Qualcomm, as one of the companies that benefited the most from the mobile revolution, is chock full of wireless patents on various subjects, which it is no doubt eager to monetize as FRAND licences to all the other parties involved in the industry, and the fees represent a huge part of its revenue.
Of course, Apple’s premise of ‘a willing licensee with a good-faith disagreement who wants nothing other than for a disinterested party to determine what terms are FRAND’ is itself a sham and a pretext. At the recent proceedings before Judge Crabb in the Western District of Wisconsin, Apple’s ‘willing licensee’ mask fell off, when it absolutely refused–even at the cost of having its case dismissed–to commit to take a license to Motorola’s SEP portfolio on whatever terms the court might determine to be FRAND. Having literally walked away, minutes before trial, from an opportunity for an adjudication as to whether Motorola had offered FRAND terms to Apple, Apple should be embarrassed–but apparently is not–to demand that the Commission divest itself of jurisdiction unless and until a ‘U.S. Court has determined [the relevant license terms] to be FRAND’.
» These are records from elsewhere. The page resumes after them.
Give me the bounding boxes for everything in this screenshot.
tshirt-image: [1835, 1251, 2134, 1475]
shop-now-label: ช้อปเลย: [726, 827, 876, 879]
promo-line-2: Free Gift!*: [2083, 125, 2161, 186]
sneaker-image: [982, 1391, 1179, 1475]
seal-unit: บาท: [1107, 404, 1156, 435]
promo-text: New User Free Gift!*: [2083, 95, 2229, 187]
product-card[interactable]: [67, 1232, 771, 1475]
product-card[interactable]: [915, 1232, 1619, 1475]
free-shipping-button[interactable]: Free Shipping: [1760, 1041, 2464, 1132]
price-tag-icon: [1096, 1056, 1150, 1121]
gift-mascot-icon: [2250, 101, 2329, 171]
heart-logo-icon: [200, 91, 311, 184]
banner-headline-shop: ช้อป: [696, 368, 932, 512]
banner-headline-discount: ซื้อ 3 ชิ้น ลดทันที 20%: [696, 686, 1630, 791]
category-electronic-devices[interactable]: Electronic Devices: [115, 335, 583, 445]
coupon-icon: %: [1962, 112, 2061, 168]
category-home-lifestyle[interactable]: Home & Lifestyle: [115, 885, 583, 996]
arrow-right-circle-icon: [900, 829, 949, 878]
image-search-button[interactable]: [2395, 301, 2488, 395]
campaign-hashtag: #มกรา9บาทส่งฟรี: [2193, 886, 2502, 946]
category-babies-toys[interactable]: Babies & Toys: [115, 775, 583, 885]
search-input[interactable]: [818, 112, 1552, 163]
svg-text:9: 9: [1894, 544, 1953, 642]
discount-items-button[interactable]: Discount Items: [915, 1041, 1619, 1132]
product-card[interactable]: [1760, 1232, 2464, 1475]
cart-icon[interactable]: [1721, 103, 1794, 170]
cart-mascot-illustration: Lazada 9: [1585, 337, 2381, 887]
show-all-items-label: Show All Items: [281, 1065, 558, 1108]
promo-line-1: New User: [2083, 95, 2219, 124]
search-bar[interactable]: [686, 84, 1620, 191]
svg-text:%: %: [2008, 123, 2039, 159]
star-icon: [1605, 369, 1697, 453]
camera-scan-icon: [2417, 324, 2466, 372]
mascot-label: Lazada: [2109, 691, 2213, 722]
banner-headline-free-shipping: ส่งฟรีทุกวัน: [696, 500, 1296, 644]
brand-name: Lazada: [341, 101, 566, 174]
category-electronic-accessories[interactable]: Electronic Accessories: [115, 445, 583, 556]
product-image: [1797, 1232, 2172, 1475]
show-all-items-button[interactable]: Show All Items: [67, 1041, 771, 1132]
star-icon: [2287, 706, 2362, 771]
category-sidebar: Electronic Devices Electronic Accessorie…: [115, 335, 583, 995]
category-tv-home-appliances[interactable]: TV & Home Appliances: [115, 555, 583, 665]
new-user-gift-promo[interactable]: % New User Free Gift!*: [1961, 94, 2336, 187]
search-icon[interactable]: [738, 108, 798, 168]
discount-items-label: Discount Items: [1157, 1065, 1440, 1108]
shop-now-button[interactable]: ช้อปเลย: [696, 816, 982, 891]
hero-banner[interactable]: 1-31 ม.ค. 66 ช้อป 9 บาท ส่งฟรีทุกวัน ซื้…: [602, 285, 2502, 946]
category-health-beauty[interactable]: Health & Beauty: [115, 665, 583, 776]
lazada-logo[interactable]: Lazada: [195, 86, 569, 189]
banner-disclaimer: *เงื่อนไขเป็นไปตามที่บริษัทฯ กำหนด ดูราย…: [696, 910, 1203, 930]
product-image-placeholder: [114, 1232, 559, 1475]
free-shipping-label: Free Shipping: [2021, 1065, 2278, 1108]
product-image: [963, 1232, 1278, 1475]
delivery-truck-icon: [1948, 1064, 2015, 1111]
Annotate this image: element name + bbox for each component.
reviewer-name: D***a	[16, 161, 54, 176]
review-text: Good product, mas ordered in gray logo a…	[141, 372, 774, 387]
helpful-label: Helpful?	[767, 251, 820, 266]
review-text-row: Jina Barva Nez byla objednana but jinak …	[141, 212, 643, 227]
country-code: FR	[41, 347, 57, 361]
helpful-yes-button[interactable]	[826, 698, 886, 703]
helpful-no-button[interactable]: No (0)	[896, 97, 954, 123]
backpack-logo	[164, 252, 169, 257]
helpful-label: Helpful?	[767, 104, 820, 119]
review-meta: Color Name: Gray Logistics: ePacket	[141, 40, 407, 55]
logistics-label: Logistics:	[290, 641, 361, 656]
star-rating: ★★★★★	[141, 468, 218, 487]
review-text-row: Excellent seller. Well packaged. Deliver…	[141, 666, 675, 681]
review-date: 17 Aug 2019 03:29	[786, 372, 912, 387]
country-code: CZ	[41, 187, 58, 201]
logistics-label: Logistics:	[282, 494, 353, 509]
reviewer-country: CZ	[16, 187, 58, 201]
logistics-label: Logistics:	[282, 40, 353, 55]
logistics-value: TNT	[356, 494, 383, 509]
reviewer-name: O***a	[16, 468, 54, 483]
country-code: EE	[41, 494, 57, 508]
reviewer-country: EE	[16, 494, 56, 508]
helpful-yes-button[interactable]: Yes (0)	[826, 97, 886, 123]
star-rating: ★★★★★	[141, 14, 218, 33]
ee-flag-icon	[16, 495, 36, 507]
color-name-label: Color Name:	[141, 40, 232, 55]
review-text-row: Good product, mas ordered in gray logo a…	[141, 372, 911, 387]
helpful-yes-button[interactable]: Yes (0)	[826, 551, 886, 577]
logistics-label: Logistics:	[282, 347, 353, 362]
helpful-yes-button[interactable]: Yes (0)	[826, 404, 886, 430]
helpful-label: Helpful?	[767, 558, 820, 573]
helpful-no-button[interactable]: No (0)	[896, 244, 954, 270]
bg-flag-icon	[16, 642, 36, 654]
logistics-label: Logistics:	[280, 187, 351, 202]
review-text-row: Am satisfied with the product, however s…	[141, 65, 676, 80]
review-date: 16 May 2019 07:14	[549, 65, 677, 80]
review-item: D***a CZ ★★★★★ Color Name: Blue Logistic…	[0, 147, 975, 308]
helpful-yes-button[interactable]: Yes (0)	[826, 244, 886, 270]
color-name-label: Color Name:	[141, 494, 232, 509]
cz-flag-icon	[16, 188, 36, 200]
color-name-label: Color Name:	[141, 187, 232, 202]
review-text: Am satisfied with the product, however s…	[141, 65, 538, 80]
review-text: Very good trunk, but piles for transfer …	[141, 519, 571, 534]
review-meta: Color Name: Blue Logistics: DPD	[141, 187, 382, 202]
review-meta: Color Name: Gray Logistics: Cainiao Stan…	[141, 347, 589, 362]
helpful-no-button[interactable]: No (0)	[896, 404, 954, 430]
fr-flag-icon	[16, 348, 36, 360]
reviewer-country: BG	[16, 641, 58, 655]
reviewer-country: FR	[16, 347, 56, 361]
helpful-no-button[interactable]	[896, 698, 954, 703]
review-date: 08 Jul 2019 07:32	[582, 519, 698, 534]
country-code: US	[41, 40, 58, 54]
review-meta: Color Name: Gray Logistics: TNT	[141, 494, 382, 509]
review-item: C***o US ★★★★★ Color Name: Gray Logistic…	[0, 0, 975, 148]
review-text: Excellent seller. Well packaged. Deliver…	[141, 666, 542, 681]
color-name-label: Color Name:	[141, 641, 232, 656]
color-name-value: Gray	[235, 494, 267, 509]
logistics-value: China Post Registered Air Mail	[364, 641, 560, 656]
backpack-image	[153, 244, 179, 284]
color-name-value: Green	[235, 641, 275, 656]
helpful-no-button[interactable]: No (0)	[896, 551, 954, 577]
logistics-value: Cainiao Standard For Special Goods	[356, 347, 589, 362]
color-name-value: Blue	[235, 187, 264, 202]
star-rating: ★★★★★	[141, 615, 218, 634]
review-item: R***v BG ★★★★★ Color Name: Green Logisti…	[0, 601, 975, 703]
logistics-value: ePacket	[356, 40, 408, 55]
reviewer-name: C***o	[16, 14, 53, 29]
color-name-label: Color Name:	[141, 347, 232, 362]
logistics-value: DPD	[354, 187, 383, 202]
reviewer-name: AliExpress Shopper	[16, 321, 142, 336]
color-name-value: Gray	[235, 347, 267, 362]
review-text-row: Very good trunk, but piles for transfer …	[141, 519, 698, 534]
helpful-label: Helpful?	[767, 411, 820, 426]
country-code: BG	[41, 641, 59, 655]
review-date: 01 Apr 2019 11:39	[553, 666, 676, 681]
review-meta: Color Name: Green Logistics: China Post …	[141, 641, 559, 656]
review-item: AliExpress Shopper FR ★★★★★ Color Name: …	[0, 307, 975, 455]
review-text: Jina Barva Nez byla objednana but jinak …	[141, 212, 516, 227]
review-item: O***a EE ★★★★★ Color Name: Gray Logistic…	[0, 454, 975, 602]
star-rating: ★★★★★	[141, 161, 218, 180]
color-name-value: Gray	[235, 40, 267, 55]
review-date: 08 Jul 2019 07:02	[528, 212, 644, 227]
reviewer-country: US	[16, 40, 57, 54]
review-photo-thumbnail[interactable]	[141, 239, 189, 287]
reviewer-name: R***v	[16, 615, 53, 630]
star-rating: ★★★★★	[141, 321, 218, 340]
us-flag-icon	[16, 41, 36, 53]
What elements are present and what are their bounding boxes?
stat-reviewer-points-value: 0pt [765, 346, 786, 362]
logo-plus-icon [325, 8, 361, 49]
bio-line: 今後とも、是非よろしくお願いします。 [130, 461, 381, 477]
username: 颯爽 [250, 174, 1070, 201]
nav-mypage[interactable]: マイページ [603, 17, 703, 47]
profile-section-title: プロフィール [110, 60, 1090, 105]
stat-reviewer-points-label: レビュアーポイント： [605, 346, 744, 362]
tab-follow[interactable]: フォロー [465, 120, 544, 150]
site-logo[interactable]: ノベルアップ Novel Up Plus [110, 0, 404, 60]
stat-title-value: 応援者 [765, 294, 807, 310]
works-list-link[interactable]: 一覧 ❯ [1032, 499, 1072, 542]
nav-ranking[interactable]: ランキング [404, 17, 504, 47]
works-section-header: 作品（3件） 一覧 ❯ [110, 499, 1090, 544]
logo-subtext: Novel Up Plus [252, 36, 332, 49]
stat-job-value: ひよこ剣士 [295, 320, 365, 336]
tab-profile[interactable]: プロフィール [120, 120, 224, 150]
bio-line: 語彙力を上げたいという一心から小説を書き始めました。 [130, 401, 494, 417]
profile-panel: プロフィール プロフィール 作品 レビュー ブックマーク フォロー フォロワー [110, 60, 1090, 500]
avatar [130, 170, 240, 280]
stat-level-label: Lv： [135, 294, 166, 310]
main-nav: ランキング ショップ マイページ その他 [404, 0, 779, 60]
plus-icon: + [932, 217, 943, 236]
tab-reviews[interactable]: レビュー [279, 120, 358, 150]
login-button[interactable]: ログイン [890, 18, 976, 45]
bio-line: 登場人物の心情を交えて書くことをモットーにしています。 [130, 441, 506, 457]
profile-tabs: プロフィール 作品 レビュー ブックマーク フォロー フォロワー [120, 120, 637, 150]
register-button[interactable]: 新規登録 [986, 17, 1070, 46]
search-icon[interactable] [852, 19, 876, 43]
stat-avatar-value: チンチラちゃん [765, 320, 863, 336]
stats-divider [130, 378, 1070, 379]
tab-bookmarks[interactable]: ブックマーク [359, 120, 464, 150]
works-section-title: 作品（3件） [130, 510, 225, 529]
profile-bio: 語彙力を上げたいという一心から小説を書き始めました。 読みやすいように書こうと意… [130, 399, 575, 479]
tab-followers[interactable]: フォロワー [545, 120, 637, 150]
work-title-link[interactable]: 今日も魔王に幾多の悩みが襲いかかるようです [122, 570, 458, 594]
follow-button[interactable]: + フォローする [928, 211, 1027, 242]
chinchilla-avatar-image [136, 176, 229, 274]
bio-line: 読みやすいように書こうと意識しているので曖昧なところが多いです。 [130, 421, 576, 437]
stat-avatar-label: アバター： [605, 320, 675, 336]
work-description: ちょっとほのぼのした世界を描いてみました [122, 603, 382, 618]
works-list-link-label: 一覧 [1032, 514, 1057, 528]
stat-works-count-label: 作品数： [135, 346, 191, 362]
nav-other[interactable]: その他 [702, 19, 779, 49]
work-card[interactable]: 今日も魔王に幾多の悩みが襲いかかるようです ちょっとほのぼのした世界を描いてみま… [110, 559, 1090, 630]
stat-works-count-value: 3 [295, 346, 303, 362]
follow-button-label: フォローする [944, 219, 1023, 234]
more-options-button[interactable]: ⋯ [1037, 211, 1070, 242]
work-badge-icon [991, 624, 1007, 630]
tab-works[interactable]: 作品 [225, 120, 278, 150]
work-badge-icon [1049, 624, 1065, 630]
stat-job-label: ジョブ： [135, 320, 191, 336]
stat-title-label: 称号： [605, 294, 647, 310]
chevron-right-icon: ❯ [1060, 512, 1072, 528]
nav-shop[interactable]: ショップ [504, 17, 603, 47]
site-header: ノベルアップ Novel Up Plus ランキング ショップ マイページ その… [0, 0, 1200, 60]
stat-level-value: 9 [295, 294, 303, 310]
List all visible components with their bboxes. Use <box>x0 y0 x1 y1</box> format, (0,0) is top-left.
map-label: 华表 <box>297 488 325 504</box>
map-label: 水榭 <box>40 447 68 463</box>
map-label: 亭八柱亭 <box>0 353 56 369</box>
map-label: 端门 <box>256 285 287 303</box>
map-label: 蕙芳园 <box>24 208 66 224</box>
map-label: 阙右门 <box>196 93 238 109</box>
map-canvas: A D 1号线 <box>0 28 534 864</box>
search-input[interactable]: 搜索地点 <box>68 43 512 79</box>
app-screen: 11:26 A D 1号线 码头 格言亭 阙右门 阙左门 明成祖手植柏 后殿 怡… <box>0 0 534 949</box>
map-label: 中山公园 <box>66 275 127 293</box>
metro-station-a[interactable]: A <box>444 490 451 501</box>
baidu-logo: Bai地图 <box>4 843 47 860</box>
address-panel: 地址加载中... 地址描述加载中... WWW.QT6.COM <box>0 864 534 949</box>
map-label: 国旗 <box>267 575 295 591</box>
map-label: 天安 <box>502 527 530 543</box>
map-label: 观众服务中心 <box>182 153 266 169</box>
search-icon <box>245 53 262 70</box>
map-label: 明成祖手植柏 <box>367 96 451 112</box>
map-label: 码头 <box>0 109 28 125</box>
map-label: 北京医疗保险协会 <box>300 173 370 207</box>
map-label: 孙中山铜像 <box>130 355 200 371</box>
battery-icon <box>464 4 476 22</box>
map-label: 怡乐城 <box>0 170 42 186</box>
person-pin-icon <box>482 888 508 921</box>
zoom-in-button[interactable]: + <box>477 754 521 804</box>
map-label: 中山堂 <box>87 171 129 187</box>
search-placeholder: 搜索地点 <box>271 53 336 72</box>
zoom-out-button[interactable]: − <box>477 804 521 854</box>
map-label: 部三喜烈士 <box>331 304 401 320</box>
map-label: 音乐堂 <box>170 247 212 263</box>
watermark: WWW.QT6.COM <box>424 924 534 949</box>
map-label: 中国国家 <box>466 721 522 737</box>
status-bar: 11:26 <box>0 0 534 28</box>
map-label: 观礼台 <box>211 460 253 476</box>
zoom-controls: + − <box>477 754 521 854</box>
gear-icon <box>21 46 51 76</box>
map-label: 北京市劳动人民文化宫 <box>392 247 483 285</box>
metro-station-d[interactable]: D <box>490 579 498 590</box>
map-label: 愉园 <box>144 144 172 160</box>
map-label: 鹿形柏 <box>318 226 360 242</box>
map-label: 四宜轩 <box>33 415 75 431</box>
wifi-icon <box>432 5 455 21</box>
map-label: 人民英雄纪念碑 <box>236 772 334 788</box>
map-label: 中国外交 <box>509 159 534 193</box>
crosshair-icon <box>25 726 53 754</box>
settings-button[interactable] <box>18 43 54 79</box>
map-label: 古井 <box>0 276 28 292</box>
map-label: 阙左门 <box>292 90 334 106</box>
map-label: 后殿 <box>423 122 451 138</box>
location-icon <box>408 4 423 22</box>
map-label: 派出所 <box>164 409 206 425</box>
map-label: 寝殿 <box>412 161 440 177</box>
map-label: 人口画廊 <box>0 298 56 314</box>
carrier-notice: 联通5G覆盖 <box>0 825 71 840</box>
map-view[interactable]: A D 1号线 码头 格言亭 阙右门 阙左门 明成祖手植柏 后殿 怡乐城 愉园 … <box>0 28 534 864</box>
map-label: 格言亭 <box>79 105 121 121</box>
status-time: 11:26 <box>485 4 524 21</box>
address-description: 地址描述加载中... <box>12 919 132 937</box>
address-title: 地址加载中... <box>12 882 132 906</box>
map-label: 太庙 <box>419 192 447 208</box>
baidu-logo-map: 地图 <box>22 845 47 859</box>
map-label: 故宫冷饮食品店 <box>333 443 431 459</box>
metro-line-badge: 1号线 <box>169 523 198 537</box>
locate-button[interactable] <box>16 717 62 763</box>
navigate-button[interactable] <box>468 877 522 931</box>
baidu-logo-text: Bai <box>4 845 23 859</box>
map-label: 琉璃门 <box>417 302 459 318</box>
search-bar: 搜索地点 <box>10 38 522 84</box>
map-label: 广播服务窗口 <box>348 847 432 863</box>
If Apple is not a willing licensee, and in any event there is no risk of an exclusion order (or injunction) shutting down a truly willing licensee, what is the real agenda? It is to shelter the unwilling licensee–the infringer that, like Apple, has no interest at all in paying market-validated royalty rates. It is to ensure that SEP infringers can only be called to account under rules, and in fora, in which they may gain yardage, but can never lose.
"Sham", "mask fell off", "should be embarrassed" - quite the strong wording for something as mundane as FRAND licensing fees. Qualcomm's own standard-essential patents (SEP) portfolio is huge, and Apple is using its baseband radios inside iPhones and iPads, hence its lawyers are apparently eager to nudge the licensing ship into higher SEP fees, so the patent rollercoaster has another upset passenger for the ride now.